What a dirt bag
Trump Says Florida Students Should Have Done More To Prevent Deadly Shooting | HuffPost
President
Donald Trump on Thursday responded to the massacre at a South Florida high school by suggesting students and the surrounding community could have done more to prevent the attack.
[Trump on Twitter]So many signs that the Florida shooter was mentally disturbed, even expelled from school for bad and erratic behavior. Neighbors and classmates knew he was a big problem. Must always report such instances to authorities, again and again!
Contrary to Trump’s tweet, it does appear that authorities were aware of Cruz’s behavior before the attack. A
former neighbor told The New York Times that Cruz’s late mother called the police on her two sons on multiple occasions, though she stressed that she didn’t think the boys were violent. Broward County Mayor Beam Furr told CNN that Cruz had been treated at a mental health clinic in the past and was somewhat on officials’ radar.
“It wasn’t like there wasn’t concern for him,” Furr said.
Trump’s tweet failed to acknowledge the role that
Florida’s lax gun laws played in the shooting. Barring institutionalization, it’s extremely difficult to keep someone with a history of mental illness from buying a gun in Florida.
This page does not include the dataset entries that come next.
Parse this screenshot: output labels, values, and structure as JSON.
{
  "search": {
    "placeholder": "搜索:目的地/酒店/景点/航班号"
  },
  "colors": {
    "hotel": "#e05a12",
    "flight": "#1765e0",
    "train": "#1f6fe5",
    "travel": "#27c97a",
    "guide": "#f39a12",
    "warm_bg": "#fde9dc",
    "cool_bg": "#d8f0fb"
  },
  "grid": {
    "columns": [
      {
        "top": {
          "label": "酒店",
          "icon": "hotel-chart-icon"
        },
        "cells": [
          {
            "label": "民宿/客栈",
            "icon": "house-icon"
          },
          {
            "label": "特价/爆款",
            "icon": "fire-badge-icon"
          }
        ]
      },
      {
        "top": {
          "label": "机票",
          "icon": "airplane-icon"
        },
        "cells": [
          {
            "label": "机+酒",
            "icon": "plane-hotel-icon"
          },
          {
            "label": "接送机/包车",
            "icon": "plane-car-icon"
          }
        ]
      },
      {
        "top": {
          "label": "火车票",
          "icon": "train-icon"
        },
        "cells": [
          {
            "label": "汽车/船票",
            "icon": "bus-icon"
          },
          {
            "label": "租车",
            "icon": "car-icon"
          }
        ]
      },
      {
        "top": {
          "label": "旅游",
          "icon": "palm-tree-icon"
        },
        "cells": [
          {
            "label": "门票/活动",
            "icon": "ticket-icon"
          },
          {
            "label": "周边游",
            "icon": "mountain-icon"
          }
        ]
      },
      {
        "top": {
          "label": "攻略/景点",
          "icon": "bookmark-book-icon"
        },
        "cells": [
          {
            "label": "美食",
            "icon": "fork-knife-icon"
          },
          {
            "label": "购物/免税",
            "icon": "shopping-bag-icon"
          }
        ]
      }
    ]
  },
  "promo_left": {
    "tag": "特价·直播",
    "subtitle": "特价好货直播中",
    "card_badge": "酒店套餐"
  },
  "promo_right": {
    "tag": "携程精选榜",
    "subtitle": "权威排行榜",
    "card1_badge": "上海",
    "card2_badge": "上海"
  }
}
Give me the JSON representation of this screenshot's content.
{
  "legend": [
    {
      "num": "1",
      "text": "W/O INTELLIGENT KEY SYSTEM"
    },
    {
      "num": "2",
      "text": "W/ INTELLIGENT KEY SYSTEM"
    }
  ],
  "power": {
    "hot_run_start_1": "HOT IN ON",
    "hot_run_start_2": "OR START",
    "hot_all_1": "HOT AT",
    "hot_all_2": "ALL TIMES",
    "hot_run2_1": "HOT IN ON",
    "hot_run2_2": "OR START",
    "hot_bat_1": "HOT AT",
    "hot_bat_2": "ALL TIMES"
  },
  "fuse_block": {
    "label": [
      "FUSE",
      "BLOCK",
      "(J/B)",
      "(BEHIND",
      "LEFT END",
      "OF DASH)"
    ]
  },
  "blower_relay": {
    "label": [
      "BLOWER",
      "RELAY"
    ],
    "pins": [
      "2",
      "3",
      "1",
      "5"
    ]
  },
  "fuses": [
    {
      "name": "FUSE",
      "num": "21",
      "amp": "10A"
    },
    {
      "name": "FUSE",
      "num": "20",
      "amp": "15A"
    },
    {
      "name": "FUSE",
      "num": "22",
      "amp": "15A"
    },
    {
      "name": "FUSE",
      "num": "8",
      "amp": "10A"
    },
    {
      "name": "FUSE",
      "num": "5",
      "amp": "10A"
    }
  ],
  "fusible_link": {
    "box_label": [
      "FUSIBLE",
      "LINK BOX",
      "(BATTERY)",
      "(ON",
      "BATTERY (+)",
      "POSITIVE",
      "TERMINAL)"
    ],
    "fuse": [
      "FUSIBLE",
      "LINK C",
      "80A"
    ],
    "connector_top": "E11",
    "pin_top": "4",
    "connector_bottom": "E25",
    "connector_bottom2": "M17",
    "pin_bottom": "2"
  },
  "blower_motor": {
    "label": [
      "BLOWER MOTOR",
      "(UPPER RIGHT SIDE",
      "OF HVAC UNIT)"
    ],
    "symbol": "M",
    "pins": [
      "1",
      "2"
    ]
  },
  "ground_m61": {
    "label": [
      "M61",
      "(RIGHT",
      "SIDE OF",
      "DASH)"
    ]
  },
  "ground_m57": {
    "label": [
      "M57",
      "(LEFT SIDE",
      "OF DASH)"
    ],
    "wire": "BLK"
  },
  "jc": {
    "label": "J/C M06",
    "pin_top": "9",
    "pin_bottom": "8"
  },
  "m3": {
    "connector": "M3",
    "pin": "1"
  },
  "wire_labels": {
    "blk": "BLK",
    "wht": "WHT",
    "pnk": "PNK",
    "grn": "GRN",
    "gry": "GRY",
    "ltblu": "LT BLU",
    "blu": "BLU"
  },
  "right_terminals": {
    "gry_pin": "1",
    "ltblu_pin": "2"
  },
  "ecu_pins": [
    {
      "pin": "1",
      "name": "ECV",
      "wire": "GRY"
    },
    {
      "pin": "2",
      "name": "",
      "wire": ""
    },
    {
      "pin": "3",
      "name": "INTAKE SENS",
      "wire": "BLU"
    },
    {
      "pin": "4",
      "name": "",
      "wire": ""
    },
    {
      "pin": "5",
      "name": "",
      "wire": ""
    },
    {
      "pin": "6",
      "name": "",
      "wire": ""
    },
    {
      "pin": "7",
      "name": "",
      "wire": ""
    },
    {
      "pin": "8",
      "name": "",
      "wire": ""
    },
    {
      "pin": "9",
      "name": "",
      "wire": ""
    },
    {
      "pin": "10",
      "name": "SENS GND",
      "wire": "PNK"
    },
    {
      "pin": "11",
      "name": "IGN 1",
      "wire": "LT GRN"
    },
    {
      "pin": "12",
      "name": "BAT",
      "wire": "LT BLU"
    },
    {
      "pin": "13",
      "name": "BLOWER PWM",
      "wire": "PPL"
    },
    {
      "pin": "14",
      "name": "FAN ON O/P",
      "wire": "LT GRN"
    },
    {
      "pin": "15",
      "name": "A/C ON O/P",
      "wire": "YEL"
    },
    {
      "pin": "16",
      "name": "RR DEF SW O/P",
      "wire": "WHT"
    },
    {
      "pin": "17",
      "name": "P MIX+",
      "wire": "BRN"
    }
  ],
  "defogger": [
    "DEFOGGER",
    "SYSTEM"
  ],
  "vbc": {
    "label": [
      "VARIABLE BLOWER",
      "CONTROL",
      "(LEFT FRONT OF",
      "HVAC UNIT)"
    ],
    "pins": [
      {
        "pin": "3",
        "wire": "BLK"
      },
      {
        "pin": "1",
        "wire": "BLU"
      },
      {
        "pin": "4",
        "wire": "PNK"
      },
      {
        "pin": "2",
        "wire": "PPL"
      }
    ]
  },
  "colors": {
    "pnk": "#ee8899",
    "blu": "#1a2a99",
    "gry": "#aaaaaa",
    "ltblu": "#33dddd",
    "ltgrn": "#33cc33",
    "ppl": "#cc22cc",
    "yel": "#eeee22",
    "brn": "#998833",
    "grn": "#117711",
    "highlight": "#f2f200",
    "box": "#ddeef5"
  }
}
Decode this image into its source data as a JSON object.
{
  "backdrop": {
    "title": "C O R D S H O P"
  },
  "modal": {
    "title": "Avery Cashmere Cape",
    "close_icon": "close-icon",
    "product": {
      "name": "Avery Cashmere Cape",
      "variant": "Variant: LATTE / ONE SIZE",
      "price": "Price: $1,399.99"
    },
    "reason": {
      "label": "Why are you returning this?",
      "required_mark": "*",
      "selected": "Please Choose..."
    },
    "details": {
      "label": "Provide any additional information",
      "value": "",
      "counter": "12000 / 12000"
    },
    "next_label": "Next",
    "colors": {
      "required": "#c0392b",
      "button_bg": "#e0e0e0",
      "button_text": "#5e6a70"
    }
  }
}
The accused killer legally purchased the AR-15-style rifle used in the slaughter, his family’s attorney said.
The president also ignored the fact that he actually made it easier for people with mental health issues to buy guns by revoking an
Obama-era gun regulation last year.
Trump signs bill revoking Obama-era gun checks for mental illness
President Donald Trump quietly signed a bill into law Tuesday rolling back an Obama-era regulation that made it harder for people with mental illnesses to purchase a gun.
The rule, which was finalized in December, added people receiving Social Security checks for mental illnesses and people deemed unfit to handle their own financial affairs to the national background check database.
Had the rule fully taken effect, the Obama administration predicted it would have added about 75,000 names to that database.